Gays também tem religião. Não são infiltrados nas igrejas! Eles estão nas igrejas desde sempre. A igreja católica, por exemplo, verdade seja dita, é uma igreja gay. Não se escandalizem. É isso mesmo, a igreja católica é uma igreja gay. Quem não é católico talvez não tenha ideia de como tem gay nas igrejas. Boa parte dos padres é gay. Estão por aí celebrando missas, casamentos  atendendo confissão  dando conselhos. São pessoas normais, pessoas com sentimentos religiosos, sentimentos nobres, sentimentos humanitários. São gays. Essas pessoas existem e estão agora se assumindo, à medida que os tabus vão sendo superados, que paradigmas são quebrados. Quem entende minimamente de ciências humanas sabe que os códigos morais são datados, que vão mudando com o tempo, que o anormal de ontem é o normal de hoje, que o anormal de hoje talvez seja o normal de amanhã. 

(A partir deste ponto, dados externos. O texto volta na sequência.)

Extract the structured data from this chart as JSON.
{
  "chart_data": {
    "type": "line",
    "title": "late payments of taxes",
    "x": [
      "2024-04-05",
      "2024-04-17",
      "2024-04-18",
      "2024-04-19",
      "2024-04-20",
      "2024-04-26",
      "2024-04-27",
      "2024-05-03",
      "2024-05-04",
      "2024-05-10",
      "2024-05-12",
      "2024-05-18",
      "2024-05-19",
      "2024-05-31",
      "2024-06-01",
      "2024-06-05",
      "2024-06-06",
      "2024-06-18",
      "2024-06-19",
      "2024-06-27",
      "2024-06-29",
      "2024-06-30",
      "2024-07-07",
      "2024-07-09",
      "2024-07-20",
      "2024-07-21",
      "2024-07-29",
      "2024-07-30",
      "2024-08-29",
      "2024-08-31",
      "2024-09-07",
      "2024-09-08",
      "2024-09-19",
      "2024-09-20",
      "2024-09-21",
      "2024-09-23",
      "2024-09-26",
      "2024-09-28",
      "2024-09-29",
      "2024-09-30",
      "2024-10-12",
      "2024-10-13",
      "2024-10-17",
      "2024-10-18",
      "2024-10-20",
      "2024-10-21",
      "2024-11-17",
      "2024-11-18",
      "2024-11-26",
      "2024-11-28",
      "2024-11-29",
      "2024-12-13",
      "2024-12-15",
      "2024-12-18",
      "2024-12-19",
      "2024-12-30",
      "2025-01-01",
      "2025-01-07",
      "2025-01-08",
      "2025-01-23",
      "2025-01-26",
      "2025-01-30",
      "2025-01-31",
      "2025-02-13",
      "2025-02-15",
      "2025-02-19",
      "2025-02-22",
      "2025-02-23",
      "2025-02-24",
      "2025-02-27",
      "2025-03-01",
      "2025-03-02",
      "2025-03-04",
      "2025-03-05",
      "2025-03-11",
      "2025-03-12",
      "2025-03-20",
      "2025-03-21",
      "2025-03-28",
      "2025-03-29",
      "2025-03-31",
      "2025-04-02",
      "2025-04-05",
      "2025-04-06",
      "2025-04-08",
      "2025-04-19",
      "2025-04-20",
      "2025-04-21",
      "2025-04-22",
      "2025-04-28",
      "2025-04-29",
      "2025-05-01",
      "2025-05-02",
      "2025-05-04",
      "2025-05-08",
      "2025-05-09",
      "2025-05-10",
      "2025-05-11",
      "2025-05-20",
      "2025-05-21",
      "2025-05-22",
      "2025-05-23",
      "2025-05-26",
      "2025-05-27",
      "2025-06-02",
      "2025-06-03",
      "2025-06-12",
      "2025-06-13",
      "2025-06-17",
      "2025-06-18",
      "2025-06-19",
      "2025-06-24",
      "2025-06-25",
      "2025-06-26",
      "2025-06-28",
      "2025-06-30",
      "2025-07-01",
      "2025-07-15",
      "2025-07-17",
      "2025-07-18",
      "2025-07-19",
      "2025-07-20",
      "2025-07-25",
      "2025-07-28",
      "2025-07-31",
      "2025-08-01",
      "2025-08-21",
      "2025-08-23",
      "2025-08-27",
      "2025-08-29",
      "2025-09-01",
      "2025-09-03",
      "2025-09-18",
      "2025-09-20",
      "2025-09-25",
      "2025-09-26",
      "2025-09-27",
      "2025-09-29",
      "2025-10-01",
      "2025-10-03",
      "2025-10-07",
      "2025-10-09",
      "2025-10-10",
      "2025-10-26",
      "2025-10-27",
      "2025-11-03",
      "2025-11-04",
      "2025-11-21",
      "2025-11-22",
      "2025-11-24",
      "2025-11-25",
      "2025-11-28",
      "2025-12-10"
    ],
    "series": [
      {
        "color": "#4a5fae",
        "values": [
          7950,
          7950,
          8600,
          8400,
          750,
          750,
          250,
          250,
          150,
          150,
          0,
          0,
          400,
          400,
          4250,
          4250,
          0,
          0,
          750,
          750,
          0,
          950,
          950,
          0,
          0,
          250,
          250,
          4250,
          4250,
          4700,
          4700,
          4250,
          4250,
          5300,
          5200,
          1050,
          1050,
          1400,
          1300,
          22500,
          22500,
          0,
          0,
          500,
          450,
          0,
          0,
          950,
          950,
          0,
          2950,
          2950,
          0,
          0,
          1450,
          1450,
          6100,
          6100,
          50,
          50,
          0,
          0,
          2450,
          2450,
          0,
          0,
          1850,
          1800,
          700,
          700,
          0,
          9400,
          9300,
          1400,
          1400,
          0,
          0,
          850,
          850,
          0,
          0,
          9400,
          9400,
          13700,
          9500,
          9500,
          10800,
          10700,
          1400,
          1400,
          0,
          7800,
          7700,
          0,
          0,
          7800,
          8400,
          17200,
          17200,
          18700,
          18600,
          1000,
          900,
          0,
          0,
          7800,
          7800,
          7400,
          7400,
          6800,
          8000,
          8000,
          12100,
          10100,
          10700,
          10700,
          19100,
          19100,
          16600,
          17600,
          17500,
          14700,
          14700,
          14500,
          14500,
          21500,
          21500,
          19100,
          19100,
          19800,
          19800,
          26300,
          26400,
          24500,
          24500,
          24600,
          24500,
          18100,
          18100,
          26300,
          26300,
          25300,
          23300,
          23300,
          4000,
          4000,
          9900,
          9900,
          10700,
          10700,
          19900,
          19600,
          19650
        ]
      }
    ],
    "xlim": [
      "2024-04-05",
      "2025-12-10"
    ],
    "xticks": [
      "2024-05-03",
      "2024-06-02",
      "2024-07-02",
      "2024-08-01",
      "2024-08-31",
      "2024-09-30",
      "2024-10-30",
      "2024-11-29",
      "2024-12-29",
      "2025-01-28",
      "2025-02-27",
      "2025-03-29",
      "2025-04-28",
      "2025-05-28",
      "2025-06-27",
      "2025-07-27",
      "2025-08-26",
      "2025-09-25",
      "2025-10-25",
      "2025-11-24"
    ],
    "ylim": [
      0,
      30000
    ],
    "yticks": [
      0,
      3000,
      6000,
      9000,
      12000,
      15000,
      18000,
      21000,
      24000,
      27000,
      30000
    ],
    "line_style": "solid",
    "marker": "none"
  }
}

Esse meu amigo que me levou pela primeira vez numa reunião da Rede de Católicos LGBT, por exemplo, é meu conhecido de muitos anos. A gente frequentava grupo de jovens. Uns 10 ou 12 anos atrás ele me procurou dizendo ser gay, estava aflito, queria um direcionamento, uma opinião. Eu não sabia o que dizer. Falei pra ele procurar o padre da paróquia. Não sei o que o padre falou. Sei que esse rapaz andou por uma igreja evangélica inclusiva e que voltou à igreja católica, que felizmente encontrou a rede de apoio. É uma rede de apoio, ele agora está assistido, pode procurar seu espaço quando confrontado com algum percalço em sua vida. O que dizer disso? Glória a Deus que esses núcleos existem. São núcleos de resistência, núcleos que vão consolidando seus espaços. E vão pra Aparecida, claro. Glória a Deus que vão pra Aparecida, que existem e que celebram seus 10 anos de rede, com estatuto, com bases sólidas, com orientação teológica, com o pastoreio da igreja. Eu me alegro de estar engajado com eles. Tenho meus engajamentos, tenho uma posição política, ideológica. E tenho religião. E se tenho religião, posso ter minhas posições. Minha posição é totalmente teologia da libertação. A teologia da libertação, na minha opinião, é uma das coisas mais bonitas que existiu na história. Hoje não tem CEB's, o movimento tá recuado. Tomara que a coisa melhore. Vejo nos núcleos da rede de católicos LGBT uma boa opção de engajamento. Por isso que fui com esses irmãos pra Aparecida e pretendo ir sempre. Aparecida é nossa. Nós sempre teremos Aparecida.